His mouth traced my throat, then found my breasts and worshiped them. Pleasure surged through me; breath broke from my open mouth.
He stayed with me until I turned feral in his hands, then his mouth moved lower. He found the tender place between my legs and showed me a pleasure I hadn’t believed existed. Tongue, lips, and fingers worked a patient rhythm until heat built and broke; my body trembled and my legs turned weak, like clothes heavy with rain.
I thought nothing could rise above that, but Tristane had more to teach me. He made sure the lesson would last. It was my first time, and yet I knew no other man would match him.
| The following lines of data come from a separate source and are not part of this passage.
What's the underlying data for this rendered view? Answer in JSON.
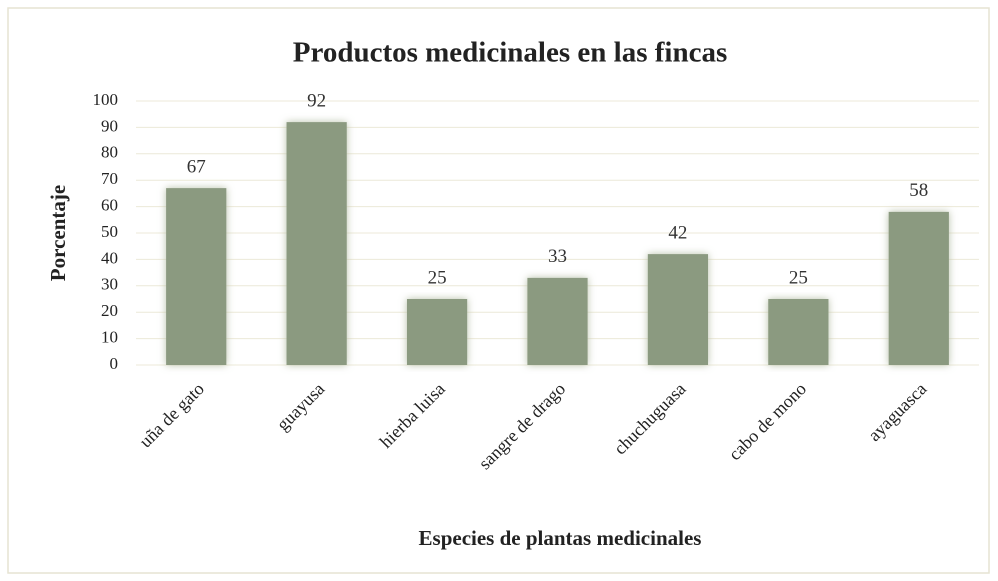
{
  "chart_data": {
    "type": "bar",
    "title": "Productos medicinales en las fincas",
    "x_label": "Especies de plantas medicinales",
    "y_label": "Porcentaje",
    "categories": [
      "uña de gato",
      "guayusa",
      "hierba luisa",
      "sangre de drago",
      "chuchuguasa",
      "cabo de mono",
      "ayaguasca"
    ],
    "values": [
      67,
      92,
      25,
      33,
      42,
      25,
      58
    ],
    "color": "#8b9a80",
    "ylim": [
      0,
      100
    ],
    "yticks": [
      0,
      10,
      20,
      30,
      40,
      50,
      60,
      70,
      80,
      90,
      100
    ],
    "grid": true
  }
}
I wanted him; in that moment I could imagine wanting only him for the rest of my life.
We took what we wanted deep into the night.
. . .
My eyes opened expecting morning light, but darkness pressed against the curtains. The embers in the hearth gave off a thread of smoke and warm metal, and the sheets held the salt of our skin. Tristane was gone. I remembered him leaving the bed and walking out, silent, without a glance back. I had tried to make that memory a dream.
I hadn’t worried then because I believed he would return. Now the truth landed: he had been gone a while. Somewhere in the palace, a bell counted two slow tones. I sat up and snatched my gown from the floor. Cold dread sharpened my thoughts. He had left through the main door.
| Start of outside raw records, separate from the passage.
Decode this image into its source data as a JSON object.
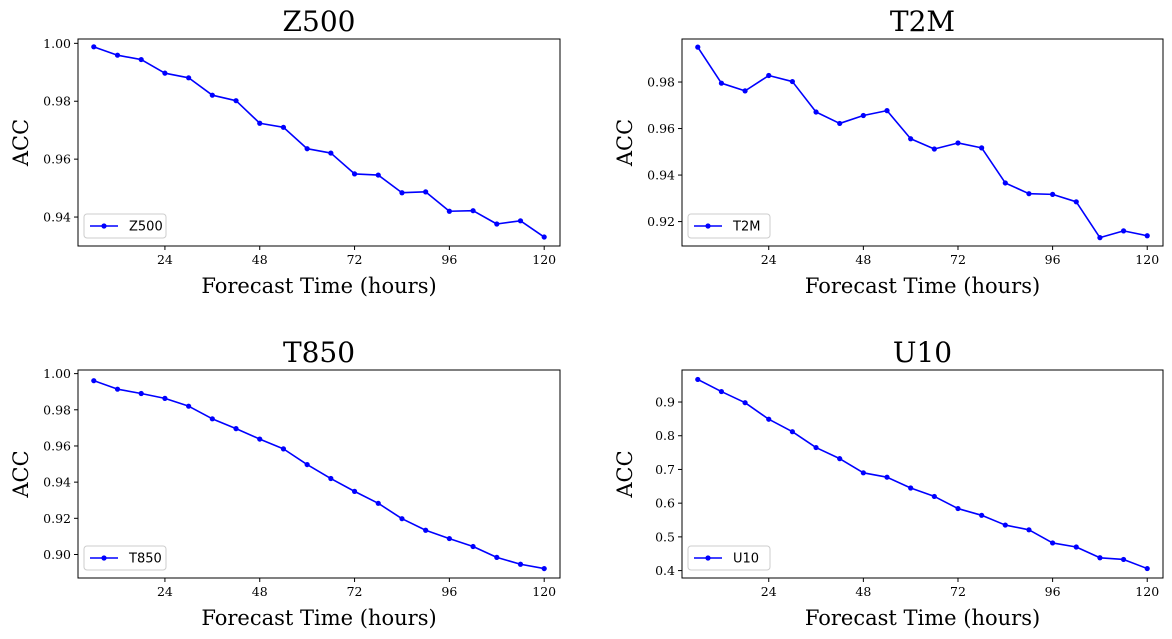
{
  "chart_data": [
    {
      "type": "line",
      "title": "Z500",
      "xlabel": "Forecast Time (hours)",
      "ylabel": "ACC",
      "xlim": [
        2,
        124
      ],
      "ylim": [
        0.93,
        1.0015
      ],
      "xticks": [
        24,
        48,
        72,
        96,
        120
      ],
      "yticks": [
        0.94,
        0.96,
        0.98,
        1.0
      ],
      "ytick_labels": [
        "0.94",
        "0.96",
        "0.98",
        "1.00"
      ],
      "legend_position": "lower-left",
      "series": [
        {
          "name": "Z500",
          "color": "#0000ff",
          "x": [
            6,
            12,
            18,
            24,
            30,
            36,
            42,
            48,
            54,
            60,
            66,
            72,
            78,
            84,
            90,
            96,
            102,
            108,
            114,
            120
          ],
          "values": [
            0.9988,
            0.9959,
            0.9944,
            0.9897,
            0.9881,
            0.9821,
            0.9802,
            0.9724,
            0.971,
            0.9636,
            0.9621,
            0.9549,
            0.9545,
            0.9484,
            0.9487,
            0.942,
            0.9422,
            0.9376,
            0.9387,
            0.9331
          ]
        }
      ]
    },
    {
      "type": "line",
      "title": "T2M",
      "xlabel": "Forecast Time (hours)",
      "ylabel": "ACC",
      "xlim": [
        2,
        124
      ],
      "ylim": [
        0.9095,
        0.9985
      ],
      "xticks": [
        24,
        48,
        72,
        96,
        120
      ],
      "yticks": [
        0.92,
        0.94,
        0.96,
        0.98
      ],
      "ytick_labels": [
        "0.92",
        "0.94",
        "0.96",
        "0.98"
      ],
      "legend_position": "lower-left",
      "series": [
        {
          "name": "T2M",
          "color": "#0000ff",
          "x": [
            6,
            12,
            18,
            24,
            30,
            36,
            42,
            48,
            54,
            60,
            66,
            72,
            78,
            84,
            90,
            96,
            102,
            108,
            114,
            120
          ],
          "values": [
            0.995,
            0.9795,
            0.9762,
            0.9828,
            0.9802,
            0.9671,
            0.9622,
            0.9656,
            0.9677,
            0.9556,
            0.9512,
            0.9538,
            0.9517,
            0.9366,
            0.932,
            0.9317,
            0.9285,
            0.9131,
            0.916,
            0.9139
          ]
        }
      ]
    },
    {
      "type": "line",
      "title": "T850",
      "xlabel": "Forecast Time (hours)",
      "ylabel": "ACC",
      "xlim": [
        2,
        124
      ],
      "ylim": [
        0.887,
        1.002
      ],
      "xticks": [
        24,
        48,
        72,
        96,
        120
      ],
      "yticks": [
        0.9,
        0.92,
        0.94,
        0.96,
        0.98,
        1.0
      ],
      "ytick_labels": [
        "0.90",
        "0.92",
        "0.94",
        "0.96",
        "0.98",
        "1.00"
      ],
      "legend_position": "lower-left",
      "series": [
        {
          "name": "T850",
          "color": "#0000ff",
          "x": [
            6,
            12,
            18,
            24,
            30,
            36,
            42,
            48,
            54,
            60,
            66,
            72,
            78,
            84,
            90,
            96,
            102,
            108,
            114,
            120
          ],
          "values": [
            0.9961,
            0.9914,
            0.989,
            0.9863,
            0.982,
            0.975,
            0.9696,
            0.9638,
            0.9584,
            0.9497,
            0.942,
            0.9349,
            0.9283,
            0.9198,
            0.9134,
            0.9088,
            0.9044,
            0.8984,
            0.8946,
            0.8922
          ]
        }
      ]
    },
    {
      "type": "line",
      "title": "U10",
      "xlabel": "Forecast Time (hours)",
      "ylabel": "ACC",
      "xlim": [
        2,
        124
      ],
      "ylim": [
        0.378,
        0.995
      ],
      "xticks": [
        24,
        48,
        72,
        96,
        120
      ],
      "yticks": [
        0.4,
        0.5,
        0.6,
        0.7,
        0.8,
        0.9
      ],
      "ytick_labels": [
        "0.4",
        "0.5",
        "0.6",
        "0.7",
        "0.8",
        "0.9"
      ],
      "legend_position": "lower-left",
      "series": [
        {
          "name": "U10",
          "color": "#0000ff",
          "x": [
            6,
            12,
            18,
            24,
            30,
            36,
            42,
            48,
            54,
            60,
            66,
            72,
            78,
            84,
            90,
            96,
            102,
            108,
            114,
            120
          ],
          "values": [
            0.967,
            0.931,
            0.898,
            0.849,
            0.812,
            0.765,
            0.732,
            0.69,
            0.677,
            0.645,
            0.62,
            0.584,
            0.564,
            0.535,
            0.521,
            0.482,
            0.47,
            0.438,
            0.433,
            0.406
          ]
        }
      ]
    }
  ]
}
Bare feet met stone that held the night’s chill. I rushed to the corridor, fear crowding my chest. A draft slid along the stairwell and lifted the hair on my arms. Torch smoke hung in the air, sweet and acrid, and my steps sent small echoes down the spine of the palace. If my father or elder brother saw Tristane and learned he’d spent the night in my room, they would kill him. The thought stole my breath as I ran to the stairs that linked my rooms to the rest of the palace.
Then I heard it.
A wolf howled—a blade dragged across stone—loud enough to seem born inside the walls. The sound tore through the palace, a blood-raw note that prickled my skin and sent a chill through my bones. The railing under my hand hummed with the vibration. From the dark beyond the windows, birds beat into the air, wings clattering. Far below, a guard shouted, the words torn thin by distance.
Something was wrong. I felt it, though I could not name it.
I took the stairs toward the throne room, legs unsteady but moving. The corridor breathed against my face, cool and metallic, and the echo of my steps stacked and broke like waves as I descended. Hope flickered that nothing had happened to Tristane.
I was wrong. I had been wrong from the start.
At the base of the final flight I reached the great doors of the throne room. One palm settled on the iron-bound wood. The howl’s ghost still scraped the stone inside my chest. I drew a breath that tasted of smoke and old banners, set my weight to the latch, and pushed.